Ein Blick in die Zukunft: Wie lange wird es noch Zeitschriften aus Papier geben?
Wie lange werden wir noch Luft zum Atmen brauchen? Zeitschriften sind im Mediamix der Menschen ein zentraler Bestandteil – über 90 Prozent der Deutschen lesen Magazine. Lean Back, Konzentration auf das Wesentliche und Entschleunigung liefern Zeitschriften in bester Weise. Sie bieten Orientierung und Kontext in unserer komplexen Welt, sie behandeln Themen, die Aufmerksamkeit und Ruhe erfordern.

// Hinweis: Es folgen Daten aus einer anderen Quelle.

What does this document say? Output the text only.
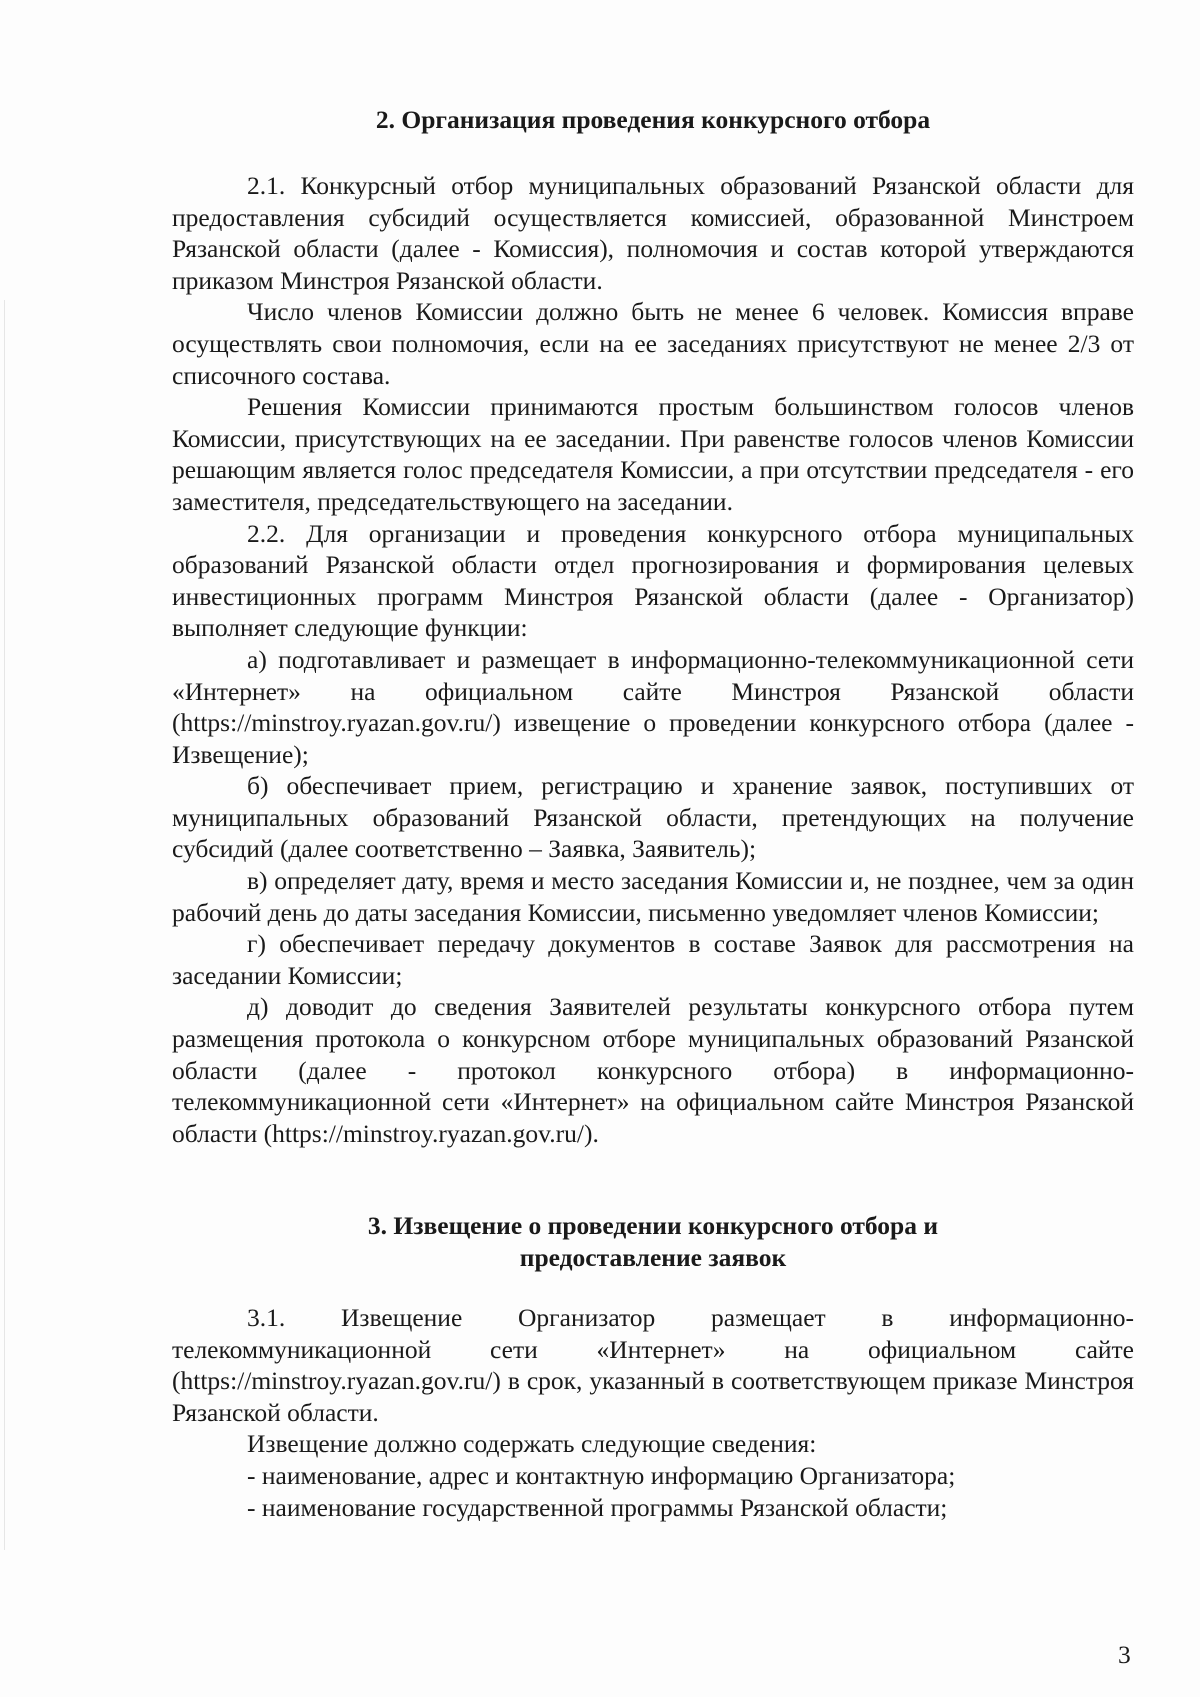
2. Организация проведения конкурсного отбора

2.1. Конкурсный отбор муниципальных образований Рязанской области для предоставления субсидий осуществляется комиссией, образованной Минстроем Рязанской области (далее - Комиссия), полномочия и состав которой утверждаются приказом Минстроя Рязанской области.

Число членов Комиссии должно быть не менее 6 человек. Комиссия вправе осуществлять свои полномочия, если на ее заседаниях присутствуют не менее 2/3 от списочного состава.

Решения Комиссии принимаются простым большинством голосов членов Комиссии, присутствующих на ее заседании. При равенстве голосов членов Комиссии решающим является голос председателя Комиссии, а при отсутствии председателя - его заместителя, председательствующего на заседании.

2.2. Для организации и проведения конкурсного отбора муниципальных образований Рязанской области отдел прогнозирования и формирования целевых инвестиционных программ Минстроя Рязанской области (далее - Организатор) выполняет следующие функции:

а) подготавливает и размещает в информационно-телекоммуникационной сети «Интернет» на официальном сайте Минстроя Рязанской области (https://minstroy.ryazan.gov.ru/) извещение о проведении конкурсного отбора (далее - Извещение);

б) обеспечивает прием, регистрацию и хранение заявок, поступивших от муниципальных образований Рязанской области, претендующих на получение субсидий (далее соответственно – Заявка, Заявитель);

в) определяет дату, время и место заседания Комиссии и, не позднее, чем за один рабочий день до даты заседания Комиссии, письменно уведомляет членов Комиссии;

г) обеспечивает передачу документов в составе Заявок для рассмотрения на заседании Комиссии;

д) доводит до сведения Заявителей результаты конкурсного отбора путем размещения протокола о конкурсном отборе муниципальных образований Рязанской области (далее - протокол конкурсного отбора) в информационно-телекоммуникационной сети «Интернет» на официальном сайте Минстроя Рязанской области (https://minstroy.ryazan.gov.ru/).

3. Извещение о проведении конкурсного отбора и

предоставление заявок

3.1. Извещение Организатор размещает в информационно-телекоммуникационной сети «Интернет» на официальном сайте (https://minstroy.ryazan.gov.ru/) в срок, указанный в соответствующем приказе Минстроя Рязанской области.

Извещение должно содержать следующие сведения:

- наименование, адрес и контактную информацию Организатора;

- наименование государственной программы Рязанской области;

3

Welche Bedeutung bekommen digitale Angebote als Ergänzung zur klassischen Zeitschrift aus Sicht des VDZ in naher Zukunft?
360-Grad-Angebote, also Print, Web, Mobile, Social, sind längst Standard. Digital erreichen die Marken neue Zielgruppen und bauen zusätzliche Communities auf. Zusammen mit den digitalen Plattformen erreichen die Inhalte der Zeitschriftenmarken zusammen mehr Menschen als jemals zuvor - 97 Prozent der Bevölkerung konsumieren die redaktionellen Inhalte der Publikumspresse kanalübergreifend. Die Reichweiten sind hervorragend, die Inhalte werden gerne gelesen und weitergegeben. Deshalb ist die größte Herausforderung in den kommenden Jahren die Monetarisierung der kombinierten Reichweiten.

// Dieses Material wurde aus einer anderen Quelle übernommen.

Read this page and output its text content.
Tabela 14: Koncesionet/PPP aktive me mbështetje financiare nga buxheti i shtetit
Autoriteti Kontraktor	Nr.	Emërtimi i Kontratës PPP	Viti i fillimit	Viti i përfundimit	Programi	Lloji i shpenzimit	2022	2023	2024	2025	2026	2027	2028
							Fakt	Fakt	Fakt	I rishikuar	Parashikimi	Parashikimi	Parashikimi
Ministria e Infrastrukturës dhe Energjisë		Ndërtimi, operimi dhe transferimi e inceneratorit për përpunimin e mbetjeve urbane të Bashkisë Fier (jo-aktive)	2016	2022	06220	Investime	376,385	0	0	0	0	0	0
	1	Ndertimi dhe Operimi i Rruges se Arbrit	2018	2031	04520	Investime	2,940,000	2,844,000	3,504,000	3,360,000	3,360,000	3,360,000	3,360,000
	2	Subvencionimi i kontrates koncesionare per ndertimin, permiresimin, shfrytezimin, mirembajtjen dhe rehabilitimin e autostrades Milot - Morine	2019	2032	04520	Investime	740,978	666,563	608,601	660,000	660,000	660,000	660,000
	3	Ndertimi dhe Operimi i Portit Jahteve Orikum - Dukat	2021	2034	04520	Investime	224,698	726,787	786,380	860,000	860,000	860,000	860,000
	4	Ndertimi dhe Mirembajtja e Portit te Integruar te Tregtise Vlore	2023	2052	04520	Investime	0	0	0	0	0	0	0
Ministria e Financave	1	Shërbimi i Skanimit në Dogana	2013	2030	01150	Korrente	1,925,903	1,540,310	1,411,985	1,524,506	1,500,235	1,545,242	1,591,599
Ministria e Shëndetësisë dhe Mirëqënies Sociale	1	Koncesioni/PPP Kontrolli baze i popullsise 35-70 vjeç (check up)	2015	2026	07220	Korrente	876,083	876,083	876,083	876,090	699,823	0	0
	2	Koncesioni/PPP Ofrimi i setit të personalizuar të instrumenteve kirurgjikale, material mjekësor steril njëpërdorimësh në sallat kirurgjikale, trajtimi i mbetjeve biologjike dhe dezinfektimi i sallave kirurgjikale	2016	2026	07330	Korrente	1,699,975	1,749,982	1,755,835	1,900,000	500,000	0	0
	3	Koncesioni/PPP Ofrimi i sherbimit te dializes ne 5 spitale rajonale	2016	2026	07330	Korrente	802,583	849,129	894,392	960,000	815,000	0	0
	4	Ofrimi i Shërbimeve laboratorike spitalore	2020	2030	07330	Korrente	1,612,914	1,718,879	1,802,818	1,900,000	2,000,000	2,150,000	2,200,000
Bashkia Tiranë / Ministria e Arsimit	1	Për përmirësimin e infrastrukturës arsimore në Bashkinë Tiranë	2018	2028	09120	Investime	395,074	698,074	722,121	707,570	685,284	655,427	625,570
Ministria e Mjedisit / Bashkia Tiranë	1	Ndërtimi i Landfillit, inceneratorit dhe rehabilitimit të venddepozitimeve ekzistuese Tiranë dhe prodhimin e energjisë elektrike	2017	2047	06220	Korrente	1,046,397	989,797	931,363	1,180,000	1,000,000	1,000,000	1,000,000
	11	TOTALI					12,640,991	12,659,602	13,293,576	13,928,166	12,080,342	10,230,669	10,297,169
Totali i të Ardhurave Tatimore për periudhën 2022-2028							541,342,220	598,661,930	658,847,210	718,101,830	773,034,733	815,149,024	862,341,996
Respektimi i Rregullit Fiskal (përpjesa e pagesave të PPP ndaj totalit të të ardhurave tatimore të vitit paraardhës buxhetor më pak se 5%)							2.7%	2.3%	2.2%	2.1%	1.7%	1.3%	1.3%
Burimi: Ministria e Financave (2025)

Wie schätzen Sie die Auseinandersetzung um Adblocker ein?
Adblock-Anbieter sind erpresserische Geschäftemacher, die unter dem Deckmäntelchen des Verbraucherschutzes auf dem Rücken der Inhalteanbieter Profit machen. Sie liegen damit im Trend. Seit Jahren werden die Urheberrechte geschwächt, Content soll frei und umsonst und in bester Qualität verfügbar sein. Das Geschäft der Adblock-Anbieter beeinträchtigen die Möglichkeiten der Finanzierung privater digitaler Presse. Sie nehmen durch Ausfiltern der Werbung den Publikationen jede Chance, die journalistischen Inhalte durch Werbung zu finanzieren. Neben juristischen Schritten, wird vor allem Zeit und Geld in die Information der Nutzer, technische Lösungen und in neue Werbeformate investiert.